Which information is most important for the nurse Trinity to include in a teaching plan for a male schizophrenic client taking clozapine (Clozaril)?
  
     A. Monthly blood tests will be necessary.
     B. Report a sore throat or fever to the physician immediately.
     C. Blood pressure must be monitored for hypertension.
     D. Stop the medication when symptoms subside.
    
    

Correct Answer: B. Report a sore throat or fever to the physician immediately.

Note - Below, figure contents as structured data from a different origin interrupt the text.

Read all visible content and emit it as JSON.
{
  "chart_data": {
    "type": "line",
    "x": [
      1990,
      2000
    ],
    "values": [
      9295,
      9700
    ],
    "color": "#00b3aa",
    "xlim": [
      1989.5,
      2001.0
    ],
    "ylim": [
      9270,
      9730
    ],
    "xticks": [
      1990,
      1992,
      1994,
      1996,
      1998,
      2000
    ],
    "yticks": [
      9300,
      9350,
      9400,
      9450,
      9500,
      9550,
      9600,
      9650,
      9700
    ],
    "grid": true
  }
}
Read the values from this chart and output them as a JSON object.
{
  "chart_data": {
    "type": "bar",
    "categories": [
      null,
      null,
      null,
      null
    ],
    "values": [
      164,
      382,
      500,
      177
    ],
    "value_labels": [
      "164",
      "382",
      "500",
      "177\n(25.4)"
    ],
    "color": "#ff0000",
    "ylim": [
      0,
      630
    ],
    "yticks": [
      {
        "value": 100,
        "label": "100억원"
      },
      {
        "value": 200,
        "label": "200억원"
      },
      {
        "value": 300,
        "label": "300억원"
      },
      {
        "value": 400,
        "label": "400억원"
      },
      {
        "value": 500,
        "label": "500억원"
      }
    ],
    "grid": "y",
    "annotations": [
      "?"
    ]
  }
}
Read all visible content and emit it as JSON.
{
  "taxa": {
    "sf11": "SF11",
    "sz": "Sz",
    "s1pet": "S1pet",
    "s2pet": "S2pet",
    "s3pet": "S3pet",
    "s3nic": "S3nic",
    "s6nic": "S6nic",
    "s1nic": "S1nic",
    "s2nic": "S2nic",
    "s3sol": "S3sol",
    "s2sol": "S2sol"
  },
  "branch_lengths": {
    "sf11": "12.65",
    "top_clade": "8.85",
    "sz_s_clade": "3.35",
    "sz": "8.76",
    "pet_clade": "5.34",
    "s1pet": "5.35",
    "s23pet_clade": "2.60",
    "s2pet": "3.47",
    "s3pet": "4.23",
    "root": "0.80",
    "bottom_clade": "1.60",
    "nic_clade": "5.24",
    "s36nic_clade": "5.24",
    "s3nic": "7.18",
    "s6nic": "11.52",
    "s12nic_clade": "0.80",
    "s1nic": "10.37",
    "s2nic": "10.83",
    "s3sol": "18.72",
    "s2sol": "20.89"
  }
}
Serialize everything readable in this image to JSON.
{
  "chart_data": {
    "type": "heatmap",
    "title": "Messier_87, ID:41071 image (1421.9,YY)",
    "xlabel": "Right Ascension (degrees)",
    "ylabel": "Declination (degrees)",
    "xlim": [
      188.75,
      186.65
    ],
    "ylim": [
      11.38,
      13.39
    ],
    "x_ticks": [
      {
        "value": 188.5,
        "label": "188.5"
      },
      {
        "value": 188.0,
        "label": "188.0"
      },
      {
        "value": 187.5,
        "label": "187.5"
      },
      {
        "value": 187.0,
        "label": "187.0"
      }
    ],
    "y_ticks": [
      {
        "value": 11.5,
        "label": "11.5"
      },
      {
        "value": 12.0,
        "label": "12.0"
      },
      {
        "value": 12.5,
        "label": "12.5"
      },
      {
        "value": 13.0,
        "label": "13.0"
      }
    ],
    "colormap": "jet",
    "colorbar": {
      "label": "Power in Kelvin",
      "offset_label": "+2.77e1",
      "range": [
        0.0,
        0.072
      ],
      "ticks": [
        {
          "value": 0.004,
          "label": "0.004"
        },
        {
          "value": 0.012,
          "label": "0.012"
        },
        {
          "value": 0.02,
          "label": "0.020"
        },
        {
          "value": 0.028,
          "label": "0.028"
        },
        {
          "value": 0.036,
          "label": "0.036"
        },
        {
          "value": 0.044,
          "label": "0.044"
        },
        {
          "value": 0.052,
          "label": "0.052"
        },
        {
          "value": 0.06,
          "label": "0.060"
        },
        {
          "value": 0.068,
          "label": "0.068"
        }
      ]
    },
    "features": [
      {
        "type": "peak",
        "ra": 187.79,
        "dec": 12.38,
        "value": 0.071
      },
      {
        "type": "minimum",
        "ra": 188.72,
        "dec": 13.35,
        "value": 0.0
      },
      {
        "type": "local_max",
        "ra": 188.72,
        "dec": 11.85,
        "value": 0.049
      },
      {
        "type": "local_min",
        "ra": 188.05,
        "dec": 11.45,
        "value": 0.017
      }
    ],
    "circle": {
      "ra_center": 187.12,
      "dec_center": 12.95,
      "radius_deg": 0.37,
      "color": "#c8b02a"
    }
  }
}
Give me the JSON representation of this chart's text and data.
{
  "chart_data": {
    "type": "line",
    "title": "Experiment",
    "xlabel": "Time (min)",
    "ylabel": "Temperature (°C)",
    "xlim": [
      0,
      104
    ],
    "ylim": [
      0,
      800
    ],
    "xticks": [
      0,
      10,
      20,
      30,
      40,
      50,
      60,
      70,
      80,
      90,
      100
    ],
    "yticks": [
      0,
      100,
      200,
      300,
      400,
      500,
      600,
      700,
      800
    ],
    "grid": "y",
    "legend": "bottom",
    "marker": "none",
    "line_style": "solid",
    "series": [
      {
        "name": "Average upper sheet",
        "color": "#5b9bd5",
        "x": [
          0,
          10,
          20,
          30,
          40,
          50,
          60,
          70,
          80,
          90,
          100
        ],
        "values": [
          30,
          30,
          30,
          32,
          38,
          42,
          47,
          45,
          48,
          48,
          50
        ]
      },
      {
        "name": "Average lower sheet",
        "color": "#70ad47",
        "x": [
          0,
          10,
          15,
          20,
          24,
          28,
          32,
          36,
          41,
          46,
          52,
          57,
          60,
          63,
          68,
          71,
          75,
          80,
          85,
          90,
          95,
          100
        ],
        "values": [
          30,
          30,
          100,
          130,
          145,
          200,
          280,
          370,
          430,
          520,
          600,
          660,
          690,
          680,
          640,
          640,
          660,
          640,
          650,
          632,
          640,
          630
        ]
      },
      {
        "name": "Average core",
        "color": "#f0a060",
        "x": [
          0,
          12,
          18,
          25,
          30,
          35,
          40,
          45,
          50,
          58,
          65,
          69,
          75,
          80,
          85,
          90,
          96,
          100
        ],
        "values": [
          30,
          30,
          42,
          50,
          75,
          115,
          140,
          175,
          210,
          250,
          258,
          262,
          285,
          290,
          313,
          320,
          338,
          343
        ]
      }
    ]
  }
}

A sore throat and fever are indications of an infection caused by agranulocytosis, a potentially life-threatening complication of clozapine. The risk of developing agranulocytosis is around 1% in patients who take clozapine, which may be independent of dosing. Most cases occur early in the treatment, within six weeks to six months, and require extensive monitoring of blood absolute neutrophil counts. The definition of neutropenia is an ANC level below 1500/mm, and agranulocytosis is an ANC level below 500/mm.

Option A: Because of the risk of agranulocytosis, white blood cell (WBC) counts are necessary weekly, not monthly. If the WBC count drops below 3,000/?l, the medication must be stopped. Many have tried to explain the link between clozapine and agranulocytosis by attributing this adverse effect to drug interactions with the immune system and genetic predisposition. A study in 2015 looked into the benefits of pharmacogenetic testing and how it may affect monitoring in patients at risk for clozapine-induced agranulocytosis. The study suggested that patients with a lower genetic risk may benefit from a more relaxed hematological monitoring schedule.
Option C: Hypotension may occur in clients taking this medication. Warn the client to stand up slowly to avoid dizziness from orthostatic hypotension. Risk factors include old age, female, genetics, and concurrent treatment with other drugs known to cause agranulocytosis. Clinicians must place patients taking clozapine on a national registry. Granulocyte colony-stimulating factor may be an option to increase levels of white blood cells.
Option D: The medication should be continued, even when symptoms have been controlled. If the medication must be stopped, it should be slowly tapered over 1 to 2 weeks and only under the supervision of a physician. Weekly complete blood count (CBC) to measure ANC levels. ANC levels less than 1500 indicate neutropenia. Levels less than 500 indicate agranulocytosis. A complete blood count should be taken weekly for the first six months, then every other week for the next six months. A national registry is in place to monitor for safe use.